LC–MS analysis was performed to explore RBM17-regulated proteins. Expression alterations in the proteomes were analyzed on RBM17 downregulation in FaDu cells (Figure 5a). Comparative proteome analysis was administrated on three samples per group, and these differentially expressed proteins were identified with ＞1.2-fold changes and P-values ＜0.05. There were 62 differentially expressed proteins, 21 upregulated and 41 downregulated. To understand the significant biological function and pathways associated with RBM17, GO enrichment analysis was carried out for biological process, molecular function, and cellular components (Figure 5b). Biological process category analysis showed that these proteins with enhanced localization in the cell surface were associated with cell cycle regulation. Molecular function category analysis demonstrated that these differential proteins of cell membrane were involved in kinase activity and signaling receptor binding. The cellular component category indicated that these differential proteins of cell surface were enriched in the negative regulation of apoptotic process.

Figure 5

Comparative profiling of the proteomes after downregulation of RBM17. (a) Volcano plots of the proteomes in LV-shRBM17 vs LV-scramble. (b) Bubble chart displaying GO terms for biological process and cellular components. GO terms were functionally grouped depending on Kappa scores and only the most significant GO terms were displayed. The significance of each GO term was displayed as −log10 (P-value).

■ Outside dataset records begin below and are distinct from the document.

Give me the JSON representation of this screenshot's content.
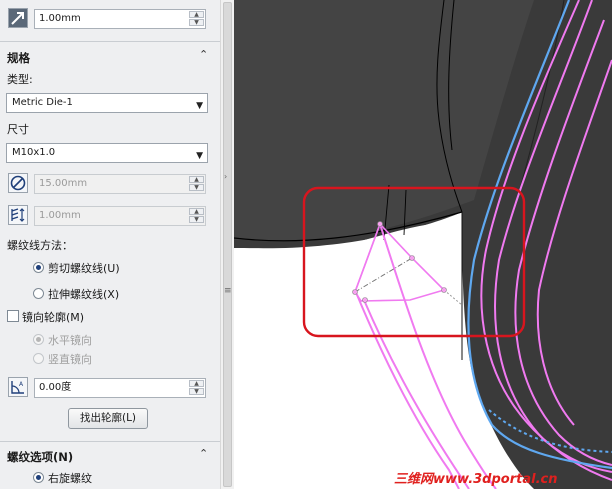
{
  "colors": {
    "panel_bg": "#eeeff1",
    "model_dark": "#3b3b3b",
    "highlight_box": "#d8151e",
    "profile_line": "#f07af0",
    "edge_blue": "#5fa8f0",
    "watermark": "#e0201e"
  },
  "top": {
    "icon": "arrow-diagonal-icon",
    "offset_value": "1.00mm"
  },
  "spec": {
    "title": "规格",
    "type_label": "类型:",
    "type_value": "Metric Die-1",
    "size_label": "尺寸",
    "size_value": "M10x1.0",
    "diameter_value": "15.00mm",
    "pitch_value": "1.00mm",
    "method_label": "螺纹线方法：",
    "method_options": [
      "剪切螺纹线(U)",
      "拉伸螺纹线(X)"
    ],
    "method_selected": 0,
    "mirror_label": "镜向轮廓(M)",
    "mirror_options": [
      "水平镜向",
      "竖直镜向"
    ],
    "angle_value": "0.00度",
    "find_profile_button": "找出轮廓(L)"
  },
  "thread_options": {
    "title": "螺纹选项(N)",
    "option": "右旋螺纹"
  },
  "watermark": "三维网www.3dportal.cn"
}
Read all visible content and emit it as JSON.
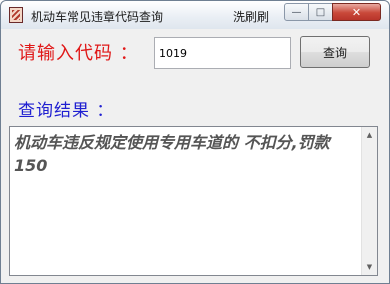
{
  "window": {
    "title": "机动车常见违章代码查询",
    "title_extra": "洗刷刷",
    "controls": {
      "minimize": "—",
      "maximize": "□",
      "close": "✕"
    }
  },
  "form": {
    "input_label": "请输入代码 ：",
    "code_value": "1019",
    "query_button": "查询"
  },
  "result": {
    "label": "查询结果 ：",
    "text": "机动车违反规定使用专用车道的 不扣分,罚款150"
  },
  "scrollbar": {
    "up": "▲",
    "down": "▼"
  }
}
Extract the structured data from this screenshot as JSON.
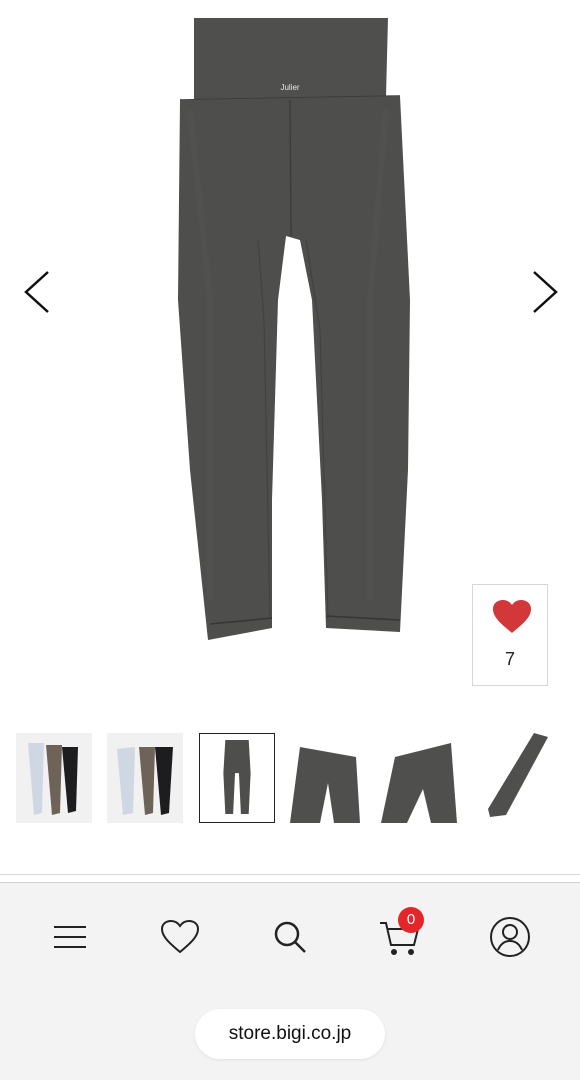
{
  "product": {
    "waistband_logo": "Julier",
    "favorite_count": "7"
  },
  "thumbnails": [
    {
      "name": "thumb-1",
      "variant": "three-colors-lineup"
    },
    {
      "name": "thumb-2",
      "variant": "three-colors-lineup"
    },
    {
      "name": "thumb-3",
      "variant": "charcoal-back",
      "active": true
    },
    {
      "name": "thumb-4",
      "variant": "waist-detail"
    },
    {
      "name": "thumb-5",
      "variant": "waist-detail-side"
    },
    {
      "name": "thumb-6",
      "variant": "leg-detail"
    }
  ],
  "bottom_nav": {
    "items": [
      {
        "icon": "menu-icon"
      },
      {
        "icon": "heart-icon"
      },
      {
        "icon": "search-icon"
      },
      {
        "icon": "cart-icon"
      },
      {
        "icon": "account-icon"
      }
    ],
    "cart_count": "0"
  },
  "browser": {
    "url": "store.bigi.co.jp"
  },
  "colors": {
    "product_gray": "#4e4e4d",
    "heart_red": "#d2373a",
    "badge_red": "#e3262a",
    "bar_bg": "#f3f3f3"
  }
}
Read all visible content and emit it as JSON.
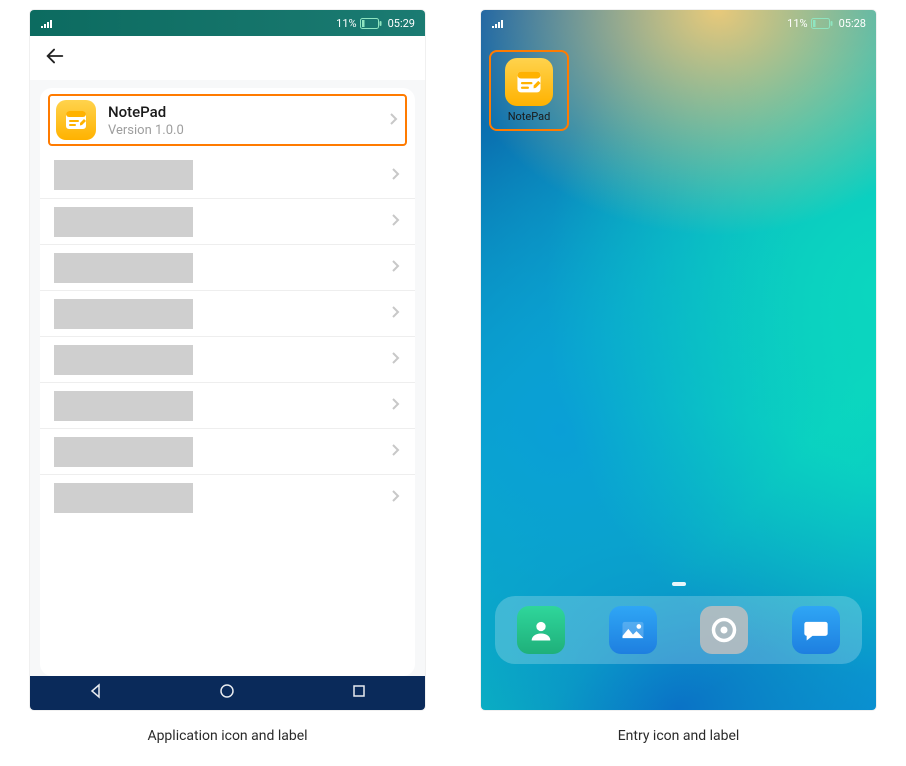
{
  "left": {
    "status": {
      "battery": "11%",
      "time": "05:29"
    },
    "app": {
      "name": "NotePad",
      "version": "Version 1.0.0"
    },
    "placeholder_rows": 8,
    "caption": "Application icon and label"
  },
  "right": {
    "status": {
      "battery": "11%",
      "time": "05:28"
    },
    "home_app": {
      "label": "NotePad"
    },
    "caption": "Entry icon and label"
  }
}
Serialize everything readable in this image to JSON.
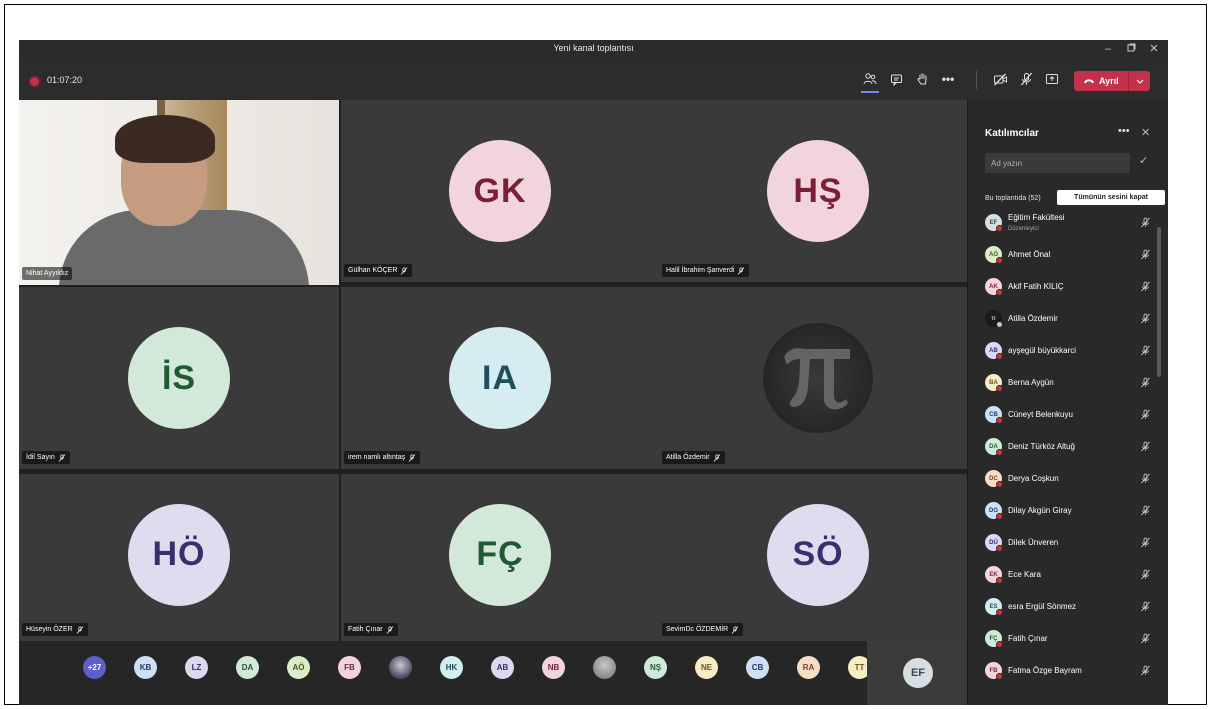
{
  "window": {
    "title": "Yeni kanal toplantısı"
  },
  "toolbar": {
    "timer": "01:07:20",
    "leave_label": "Ayrıl"
  },
  "tiles": [
    {
      "name": "Nihat Ayyıldız",
      "type": "video",
      "muted": false
    },
    {
      "name": "Gülhan KÖÇER",
      "initials": "GK",
      "bg": "#f2d4dc",
      "fg": "#7a1f3a",
      "muted": true
    },
    {
      "name": "Halil İbrahim Şanverdi",
      "initials": "HŞ",
      "bg": "#f2d4dc",
      "fg": "#7a1f3a",
      "muted": true
    },
    {
      "name": "İdil Sayın",
      "initials": "İS",
      "bg": "#d2e8d8",
      "fg": "#1f5a32",
      "muted": true
    },
    {
      "name": "irem namlı altıntaş",
      "initials": "IA",
      "bg": "#d5ecf0",
      "fg": "#1f4f5a",
      "muted": true
    },
    {
      "name": "Atilla Özdemir",
      "type": "pi-image",
      "muted": true
    },
    {
      "name": "Hüseyin ÖZER",
      "initials": "HÖ",
      "bg": "#e0dcf0",
      "fg": "#3a2f6b",
      "muted": true
    },
    {
      "name": "Fatih Çınar",
      "initials": "FÇ",
      "bg": "#d2e8d8",
      "fg": "#1f5a32",
      "muted": true
    },
    {
      "name": "SevimDc ÖZDEMİR",
      "initials": "SÖ",
      "bg": "#e0dcf0",
      "fg": "#3a2f6b",
      "muted": true
    }
  ],
  "strip": {
    "avatars": [
      {
        "initials": "+27",
        "bg": "#5b5fc7",
        "fg": "#ffffff"
      },
      {
        "initials": "KB",
        "bg": "#cfe0f5",
        "fg": "#1f3f6b"
      },
      {
        "initials": "LZ",
        "bg": "#dcd8f0",
        "fg": "#3a2f6b"
      },
      {
        "initials": "DA",
        "bg": "#d2e8d8",
        "fg": "#1f5a32"
      },
      {
        "initials": "AÖ",
        "bg": "#dcecc8",
        "fg": "#3f5a1f"
      },
      {
        "initials": "FB",
        "bg": "#f2d4dc",
        "fg": "#7a1f3a"
      },
      {
        "initials": "",
        "bg": "#4a4a6a",
        "fg": "#ffffff",
        "photo": true
      },
      {
        "initials": "HK",
        "bg": "#d5ecf0",
        "fg": "#1f4f5a"
      },
      {
        "initials": "AB",
        "bg": "#dcd8f0",
        "fg": "#3a2f6b"
      },
      {
        "initials": "NB",
        "bg": "#f2d4dc",
        "fg": "#7a1f3a"
      },
      {
        "initials": "",
        "bg": "#8a8a8a",
        "fg": "#ffffff",
        "photo": true
      },
      {
        "initials": "NŞ",
        "bg": "#d2e8d8",
        "fg": "#1f5a32"
      },
      {
        "initials": "NE",
        "bg": "#f7ecc4",
        "fg": "#6b531f"
      },
      {
        "initials": "CB",
        "bg": "#cfe0f5",
        "fg": "#1f3f6b"
      },
      {
        "initials": "RA",
        "bg": "#f8ddc6",
        "fg": "#7a3f1f"
      },
      {
        "initials": "TT",
        "bg": "#f7ecc4",
        "fg": "#6b531f"
      }
    ],
    "self_initials": "EF"
  },
  "panel": {
    "title": "Katılımcılar",
    "search_placeholder": "Ad yazın",
    "in_meeting": "Bu toplantıda (52)",
    "mute_all": "Tümünün sesini kapat",
    "participants": [
      {
        "initials": "EF",
        "name": "Eğitim Fakültesi",
        "sub": "Düzenleyici",
        "bg": "#d6dee2",
        "fg": "#384a58",
        "dot": "red"
      },
      {
        "initials": "AÖ",
        "name": "Ahmet Önal",
        "bg": "#dcecc8",
        "fg": "#3f5a1f",
        "dot": "red"
      },
      {
        "initials": "AK",
        "name": "Akif Fatih KILIÇ",
        "bg": "#f2d4dc",
        "fg": "#7a1f3a",
        "dot": "red"
      },
      {
        "initials": "π",
        "name": "Atilla Özdemir",
        "bg": "#1a1a1a",
        "fg": "#bbbbbb",
        "dot": "ok"
      },
      {
        "initials": "AB",
        "name": "ayşegül büyükkarci",
        "bg": "#dcd8f0",
        "fg": "#3a2f6b",
        "dot": "red"
      },
      {
        "initials": "BA",
        "name": "Berna Aygün",
        "bg": "#f7ecc4",
        "fg": "#6b531f",
        "dot": "red"
      },
      {
        "initials": "CB",
        "name": "Cüneyt Belenkuyu",
        "bg": "#cfe0f5",
        "fg": "#1f3f6b",
        "dot": "red"
      },
      {
        "initials": "DA",
        "name": "Deniz Türköz Altuğ",
        "bg": "#d2e8d8",
        "fg": "#1f5a32",
        "dot": "red"
      },
      {
        "initials": "DC",
        "name": "Derya Coşkun",
        "bg": "#f8ddc6",
        "fg": "#7a3f1f",
        "dot": "red"
      },
      {
        "initials": "DG",
        "name": "Dilay Akgün Giray",
        "bg": "#cfe0f5",
        "fg": "#1f3f6b",
        "dot": "red"
      },
      {
        "initials": "DÜ",
        "name": "Dilek Ünveren",
        "bg": "#dcd8f0",
        "fg": "#3a2f6b",
        "dot": "red"
      },
      {
        "initials": "EK",
        "name": "Ece Kara",
        "bg": "#f2d4dc",
        "fg": "#7a1f3a",
        "dot": "red"
      },
      {
        "initials": "ES",
        "name": "esra Ergül Sönmez",
        "bg": "#d5ecf0",
        "fg": "#1f4f5a",
        "dot": "red"
      },
      {
        "initials": "FÇ",
        "name": "Fatih Çınar",
        "bg": "#d2e8d8",
        "fg": "#1f5a32",
        "dot": "red"
      },
      {
        "initials": "FB",
        "name": "Fatma Özge Bayram",
        "bg": "#f2d4dc",
        "fg": "#7a1f3a",
        "dot": "red"
      }
    ]
  },
  "colors": {
    "accent": "#7f85f5",
    "leave": "#c4314b",
    "panel_bg": "#292929",
    "tile_bg": "#3a3a3a"
  }
}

To further verify the abundance of proteins of interest, parallel reaction monitoring (PRM) was utilized for label-free quantification by an MS. Due to the limitation of proteins’ characteristics and their expression abundance, 28 potential proteins were further independently validated by PRM analysis. More than two unique peptides were used for quantifying most protein; however, some proteins were identified only by one peptide because of sensitivity and other reasons. As shown in Figure 6a, 12 proteins (GABARAPL2, HMGCS1, ARHGDIB, CCN1, SCD, SQLE, CNN3, CKS2, RAB5A, MCM2, MORF4L1, and UHRF1) were enriched in RBM17-dowregutated cells, and 9 proteins (HMBS, FERMT2, VCL, SDC4, ATP1B1, ARCN1, SOD2, IL1A, ICAM1) were reduced in RBM17-downregulated cells.

Figure 6

PRM analysis of the differentially expressed proteins. (a) PRM analysis of the differentially expressed proteins after downregulation of RBM17 compared to LV-scramble groups. (b) Selected differentially expressed proteins were confirmed by western blot.

We further confirmed the expression results of three representative proteins by western blot (Figure 6b). Compared with lv-scramble cells, the expressions of ARHGDIB, UHRF1 and CCN1 in LV-shRBM17 cells were increased, which was consistent with the results of PRM.